The other door led to a bedroom. It was dry, but very dark. The window had been boarded over with the broken slate top from a pool table, and the floor was covered with jumbles of dusty cloth: towels, sheets, clothing, drapes, blankets. I could see where people had been sleeping. There was a wide closet set back into one of the walls, but the doors were missing. When I got closer to it, I could tell it was the spot someone had used as a toilet.
There was nothing else I could do.
I shut myself into the room.
I pulled the knife I’d found out of its sheath and held on to it.

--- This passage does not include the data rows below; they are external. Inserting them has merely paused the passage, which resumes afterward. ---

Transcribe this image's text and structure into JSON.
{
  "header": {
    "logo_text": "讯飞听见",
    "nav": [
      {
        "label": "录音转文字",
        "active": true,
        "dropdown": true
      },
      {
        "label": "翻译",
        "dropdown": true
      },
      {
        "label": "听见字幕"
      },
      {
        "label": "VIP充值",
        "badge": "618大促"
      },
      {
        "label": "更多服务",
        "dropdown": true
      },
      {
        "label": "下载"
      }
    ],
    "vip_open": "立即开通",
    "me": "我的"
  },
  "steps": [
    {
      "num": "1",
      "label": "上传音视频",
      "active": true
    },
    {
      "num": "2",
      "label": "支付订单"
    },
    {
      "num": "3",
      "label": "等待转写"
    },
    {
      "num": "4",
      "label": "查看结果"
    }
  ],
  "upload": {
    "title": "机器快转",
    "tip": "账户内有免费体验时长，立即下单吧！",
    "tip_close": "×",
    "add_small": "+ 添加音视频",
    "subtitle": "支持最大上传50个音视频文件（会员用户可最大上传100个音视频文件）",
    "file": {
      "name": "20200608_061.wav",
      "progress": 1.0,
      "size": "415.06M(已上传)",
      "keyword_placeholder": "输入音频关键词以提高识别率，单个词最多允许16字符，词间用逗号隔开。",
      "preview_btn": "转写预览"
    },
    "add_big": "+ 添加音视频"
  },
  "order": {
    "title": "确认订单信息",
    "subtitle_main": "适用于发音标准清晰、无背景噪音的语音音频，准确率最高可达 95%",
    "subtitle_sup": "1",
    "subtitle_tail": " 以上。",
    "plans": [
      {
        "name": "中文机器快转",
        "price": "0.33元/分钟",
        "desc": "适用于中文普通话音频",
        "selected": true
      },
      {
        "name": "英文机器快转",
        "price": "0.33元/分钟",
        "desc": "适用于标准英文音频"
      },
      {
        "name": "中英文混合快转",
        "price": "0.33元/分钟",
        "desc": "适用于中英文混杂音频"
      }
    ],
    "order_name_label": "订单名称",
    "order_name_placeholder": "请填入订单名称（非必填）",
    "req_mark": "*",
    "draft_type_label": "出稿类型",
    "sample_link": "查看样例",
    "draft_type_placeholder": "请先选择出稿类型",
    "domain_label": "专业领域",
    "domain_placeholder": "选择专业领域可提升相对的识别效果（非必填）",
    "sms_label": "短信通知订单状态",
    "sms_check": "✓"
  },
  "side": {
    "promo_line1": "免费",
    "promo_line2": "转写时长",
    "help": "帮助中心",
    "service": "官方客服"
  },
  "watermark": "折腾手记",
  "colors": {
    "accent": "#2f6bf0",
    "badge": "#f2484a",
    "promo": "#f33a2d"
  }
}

I took off my boots and socks and sat down on the matting to wait out the storm.
When I stretched out, I realized I’d laid my head down on a pair of green surgical scrub pants. Dotted with blood on one of the legs.
They were mine, from somewhere else.
Fuck you, Jack.
Henry said you would bring things here. He didn’t mean the lens. We weren’t supposed to bring the lens here.
And in the dark, I took the injured lens from my pocket and held it between my fingers.
Nothing.
Only rain.
I even pressed the lens up to my eyes; one, then the other, pleading with it.
The words from the dictionary swirled, a dizzying cloud in my head.
Marbury: (noun) Third planet in order from the sun. No natural satellites. This planet, as the only in the Solar System which is inhabited by humans.
Fuck this place.
* * *
Just before morning, the Hunters came.
I couldn’t sleep. I lay on my side, curled on top of the blankets, so hungry and thirsty it felt as if I were dissolving, caving in on myself. The rain did not slacken at all; it became this constant white noise, like flying on an airplane that was never going to land.
I got up and walked the hallway, irrationally hoping that maybe it wouldn’t be raining anymore once I got back to the front door. And I thought, It’s only rain; it’s not like you haven’t been in rain before; you need to get the fuck out of here, Jack.
Everything smelled like warm metal. The air was so thick it felt like I was breathing in fibrous stuffing from torn seat cushions, just the way I’d remembered that unsatisfying Marbury air.